なでしこ佐々木監督が恐れる“スペインの悪夢”

2015年06月08日 16時00分

 サッカーのカナダ女子W杯が6日(日本時間7日)に開幕し、なでしこジャパンは8日午後7時(同9日午前11時)に1次リーグ初戦のスイス戦を迎える。連覇に向けて期待が高まっているが、佐々木則夫監督(57)は“悪夢の再現”の恐怖に襲われていることを本紙に告白した。前回女王にもかかわらず下馬評は低く、日本に不利なピッチ状態も判明。この逆境をどう乗り越えるのか――。

 

 監督というのは何かと心配性な職業なのか。スイス戦から逆算し、国内での合宿と親善試合2試合を消化して手応えをつかんだはずの佐々木監督だが、どうしても思い出してしまうシーンがあるという。

 

「あれを見ちゃってからは“自分たちも、あんなことになったらどうしよう”と心配になる時があるんだよ。置かれた状況はあまり変わらないだろ。だから“ウチとはこういうところが違う”というものをできるだけ探している。まあ、ただの気休めだけど」

 

 昨年6月、ブラジルで行われた男子のW杯。優勝候補にも挙げられた2010年南アフリカ大会覇者のスペインが、1次リーグ初戦のオランダ戦で1―5と惨敗し、2戦目のチリ戦も0―2で敗れ、最終戦を残して敗退が決まった。

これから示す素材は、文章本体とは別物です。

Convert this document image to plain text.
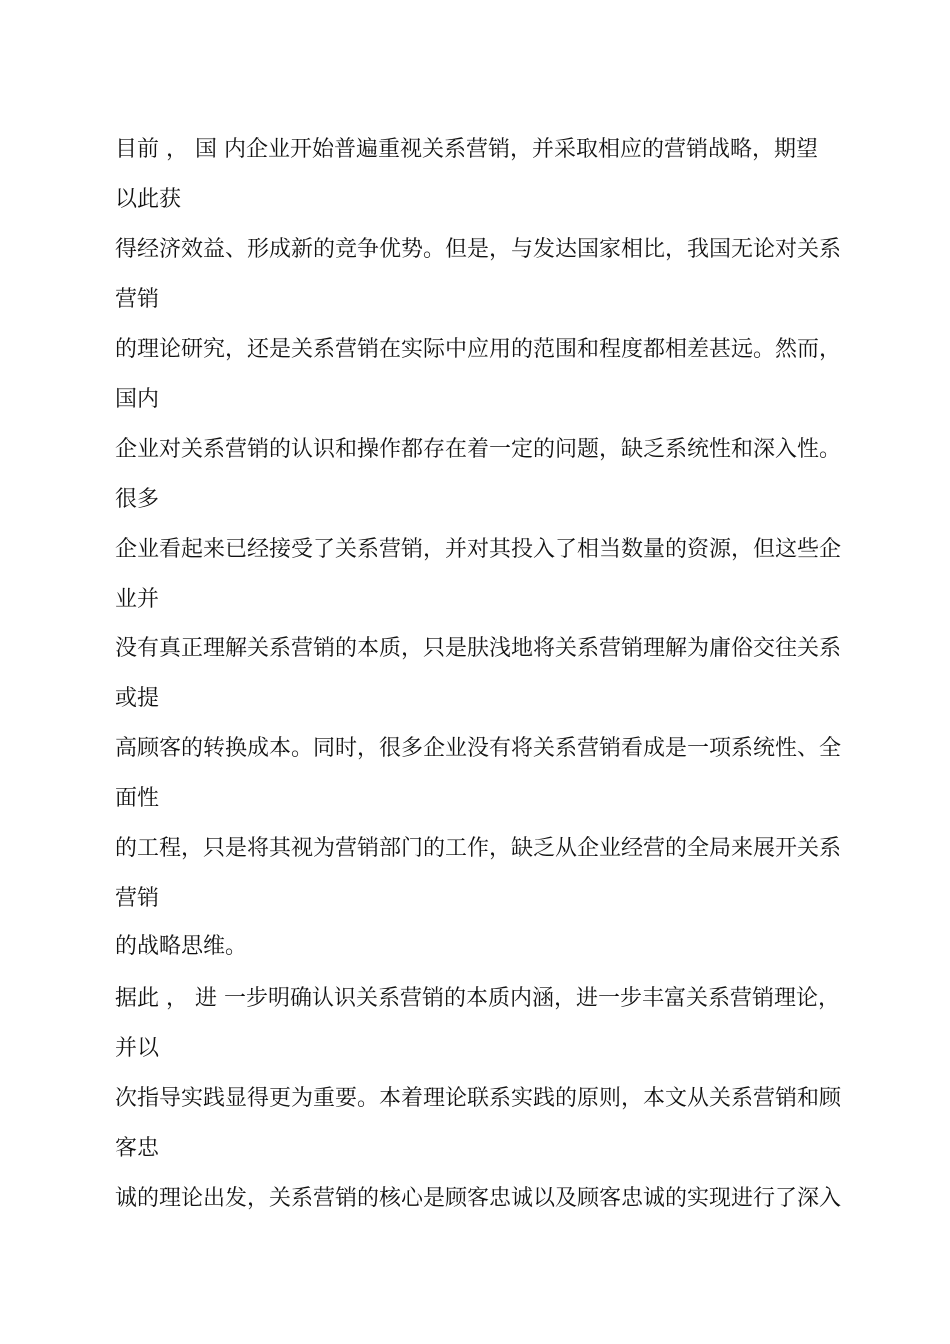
目前 ， 国 内企业开始普遍重视关系营销，并采取相应的营销战略，期望

以此获

得经济效益、形成新的竞争优势。但是，与发达国家相比，我国无论对关系

营销

的理论研究，还是关系营销在实际中应用的范围和程度都相差甚远。然而，

国内

企业对关系营销的认识和操作都存在着一定的问题，缺乏系统性和深入性。

很多

企业看起来已经接受了关系营销，并对其投入了相当数量的资源，但这些企

业并

没有真正理解关系营销的本质，只是肤浅地将关系营销理解为庸俗交往关系

或提

高顾客的转换成本。同时，很多企业没有将关系营销看成是一项系统性、全

面性

的工程，只是将其视为营销部门的工作，缺乏从企业经营的全局来展开关系

营销

的战略思维。

据此 ， 进 一步明确认识关系营销的本质内涵，进一步丰富关系营销理论，

并以

次指导实践显得更为重要。本着理论联系实践的原则，本文从关系营销和顾

客忠

诚的理论出发，关系营销的核心是顾客忠诚以及顾客忠诚的实现进行了深入
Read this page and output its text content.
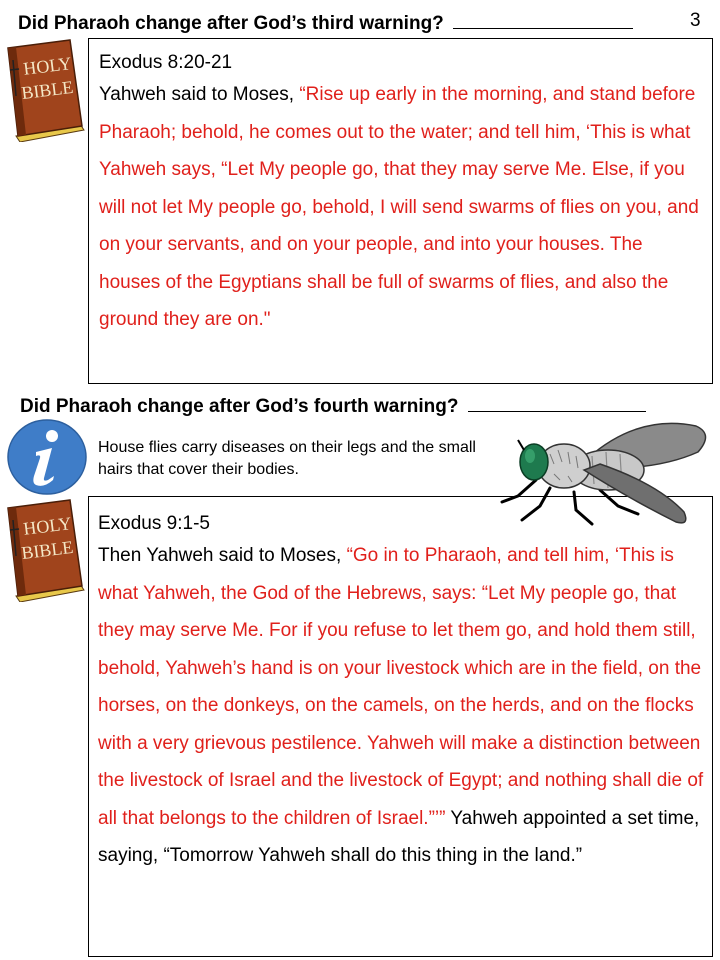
Did Pharaoh change after God’s third warning?	3
HOLY
BIBLE
Exodus 8:20-21
Yahweh said to Moses, “Rise up early in the morning, and stand before Pharaoh; behold, he comes out to the water; and tell him, ‘This is what Yahweh says, “Let My people go, that they may serve Me. Else, if you will not let My people go, behold, I will send swarms of flies on you, and on your servants, and on your people, and into your houses. The houses of the Egyptians shall be full of swarms of flies, and also the ground they are on."
Did Pharaoh change after God’s fourth warning?
House flies carry diseases on their legs and the small hairs that cover their bodies.
HOLY
BIBLE
Exodus 9:1-5
Then Yahweh said to Moses, “Go in to Pharaoh, and tell him, ‘This is what Yahweh, the God of the Hebrews, says: “Let My people go, that they may serve Me. For if you refuse to let them go, and hold them still, behold, Yahweh’s hand is on your livestock which are in the field, on the horses, on the donkeys, on the camels, on the herds, and on the flocks with a very grievous pestilence. Yahweh will make a distinction between the livestock of Israel and the livestock of Egypt; and nothing shall die of all that belongs to the children of Israel.”’” Yahweh appointed a set time, saying, “Tomorrow Yahweh shall do this thing in the land.”
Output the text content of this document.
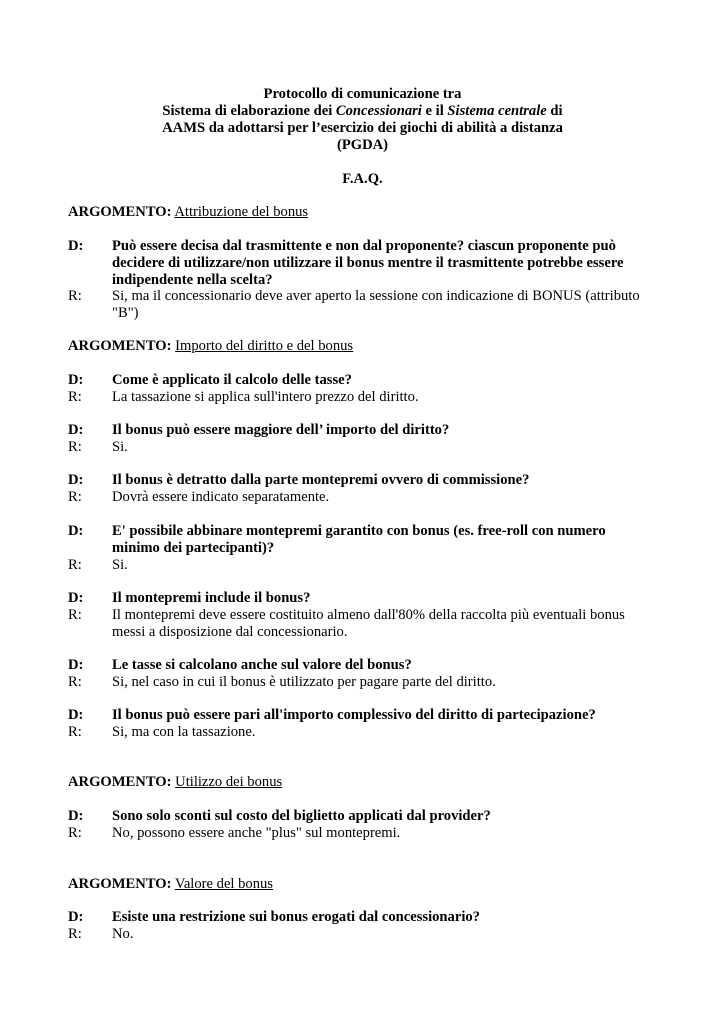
Protocollo di comunicazione tra
Sistema di elaborazione dei Concessionari e il Sistema centrale di
AAMS da adottarsi per l’esercizio dei giochi di abilità a distanza
(PGDA)
F.A.Q.
ARGOMENTO: Attribuzione del bonus
D:	Può essere decisa dal trasmittente e non dal proponente? ciascun proponente può decidere di utilizzare/non utilizzare il bonus mentre il trasmittente potrebbe essere indipendente nella scelta?
R:	Si, ma il concessionario deve aver aperto la sessione con indicazione di BONUS (attributo "B")
ARGOMENTO: Importo del diritto e del bonus
D:	Come è applicato il calcolo delle tasse?
R:	La tassazione si applica sull'intero prezzo del diritto.
D:	Il bonus può essere maggiore dell’ importo del diritto?
R:	Si.
D:	Il bonus è detratto dalla parte montepremi ovvero di commissione?
R:	Dovrà essere indicato separatamente.
D:	E' possibile abbinare montepremi garantito con bonus (es. free-roll con numero minimo dei partecipanti)?
R:	Si.
D:	Il montepremi include il bonus?
R:	Il montepremi deve essere costituito almeno dall'80% della raccolta più eventuali bonus messi a disposizione dal concessionario.
D:	Le tasse si calcolano anche sul valore del bonus?
R:	Si, nel caso in cui il bonus è utilizzato per pagare parte del diritto.
D:	Il bonus può essere pari all'importo complessivo del diritto di partecipazione?
R:	Si, ma con la tassazione.
ARGOMENTO: Utilizzo dei bonus
D:	Sono solo sconti sul costo del biglietto applicati dal provider?
R:	No, possono essere anche "plus" sul montepremi.
ARGOMENTO: Valore del bonus
D:	Esiste una restrizione sui bonus erogati dal concessionario?
R:	No.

世界中に衝撃を与えたこの結果は、11年度の女子世界年間最優秀監督賞を受賞した名将をも大いに動揺させた。

 

 スペインの王座陥落の理由は「世代交代の失敗」や「パス戦術が研究された」ことなどが挙げられた。「その2つは、どちらもなでしこにも当てはまる。だから、人ごとじゃないんだよ」。佐々木監督が世代交代を促すために多くの若手を試し、何とかチームに新しい風を入れようとしたのも、スペインの惨敗とは無関係ではなかった。

 

 結果的になでしこも劇的な世代交代はできなかったが、指揮官は腹をくくった。「こうなりゃ自分たちの長所を突き詰めるしかない」。攻守にアクションするサッカーを追求し、選手たちに一段高い要求を出した。最後の最後に代表に復帰させたMF澤穂希(36=INAC神戸)もそのコンセプトを理解し、ほぼ完璧に実践。本番直前でようやく光が見えてきた。

 

 スペインの二の舞いだけは避けたいなでしこジャパンにとって、初戦のスイス戦は今大会の流れを決める重要な一戦。佐々木監督の“嫌な予感”が当たらないことを願うばかりだ。